A0590
Title: Model-free inference for characterizing protein mutations through a coevolutionary lens
Authors: Zhao Ren - University of Pittsburgh (United States) [presenting]
Wen Zhou - New York University (United States)
Fan Yang - University of Pittsburgh (United States)
Abstract: Multiple sequence alignment (MSA) data play a crucial role in the study of protein mutations, with contact prediction being a notable application. Existing methods are often model-based or algorithmic and typically do not incorporate statistical inference to quantify the uncertainty of the prediction outcomes. A novel framework that transforms the task of contact prediction into a statistical testing problem is proposed. The approach is motivated by the partial correlation for continuous random variables. With one-hot encoding of MSA data, a partial correlation graph is constructed for multivariate categorical variables. In this framework, two connected nodes in the graph indicate that the corresponding positions on the protein form a contact. A new spectrum-based test statistic is introduced to test whether two positions are partially correlated.
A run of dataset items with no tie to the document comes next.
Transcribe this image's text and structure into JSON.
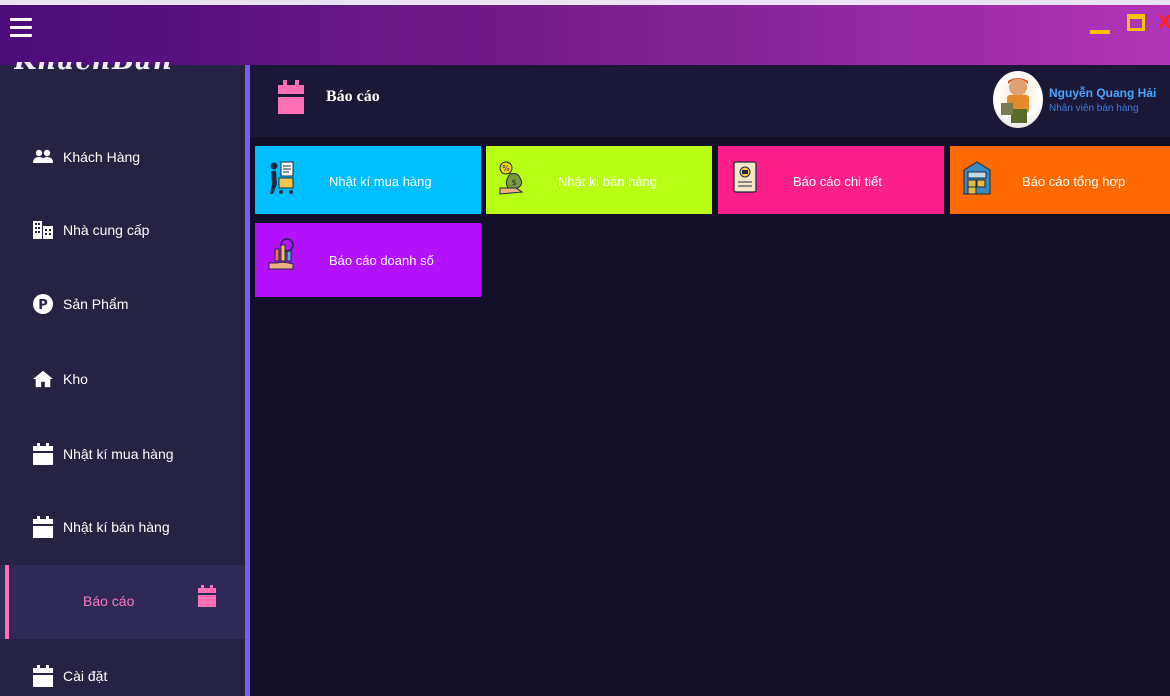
{
  "app": {
    "logo_text": "KhachBan"
  },
  "window_controls": {
    "close_label": "X"
  },
  "sidebar": {
    "items": [
      {
        "label": "Khách Hàng",
        "icon": "users-icon"
      },
      {
        "label": "Nhà cung cấp",
        "icon": "building-icon"
      },
      {
        "label": "Sản Phẩm",
        "icon": "product-p-icon"
      },
      {
        "label": "Kho",
        "icon": "home-icon"
      },
      {
        "label": "Nhật kí mua hàng",
        "icon": "calendar-icon"
      },
      {
        "label": "Nhật kí bán hàng",
        "icon": "calendar-icon"
      },
      {
        "label": "Báo cáo",
        "icon": "calendar-icon",
        "active": true
      },
      {
        "label": "Cài đặt",
        "icon": "calendar-icon"
      }
    ]
  },
  "header": {
    "title": "Báo cáo",
    "user_name": "Nguyễn Quang Hải",
    "user_role": "Nhân viên bán hàng"
  },
  "tiles": [
    {
      "label": "Nhật kí mua hàng",
      "color": "#00bfff",
      "icon": "shopping-cart-receipt-icon",
      "label_color": "#ffffff"
    },
    {
      "label": "Nhật kí bán hàng",
      "color": "#b8ff14",
      "icon": "money-bag-hand-icon",
      "label_color": "#ffffff"
    },
    {
      "label": "Báo cáo chi tiết",
      "color": "#ff1f8a",
      "icon": "certificate-scroll-icon",
      "label_color": "#ffffff"
    },
    {
      "label": "Báo cáo tổng hợp",
      "color": "#ff6a00",
      "icon": "warehouse-icon",
      "label_color": "#ffffff"
    },
    {
      "label": "Báo cáo doanh số",
      "color": "#b412ff",
      "icon": "sales-chart-hand-icon",
      "label_color": "#ffffff"
    }
  ],
  "colors": {
    "titlebar_start": "#4a0c7a",
    "titlebar_end": "#b035b8",
    "sidebar_bg": "#252243",
    "content_bg": "#140f28",
    "accent_pink": "#ff6fb5",
    "accent_purple": "#7b5cf0",
    "window_control_yellow": "#f5c200",
    "close_red": "#ff2020"
  }
}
Moreover, the new framework enables the identification of amino acid combinations that contribute to the correlation within the identified contacts, an important but largely unexplored aspect of protein mutations. Numerical experiments demonstrate that the proposed method is valid in terms of controlling Type I errors and powerful in general. Real data applications on various protein families further validate the practical utility of the approach in coevolution and mutation analysis.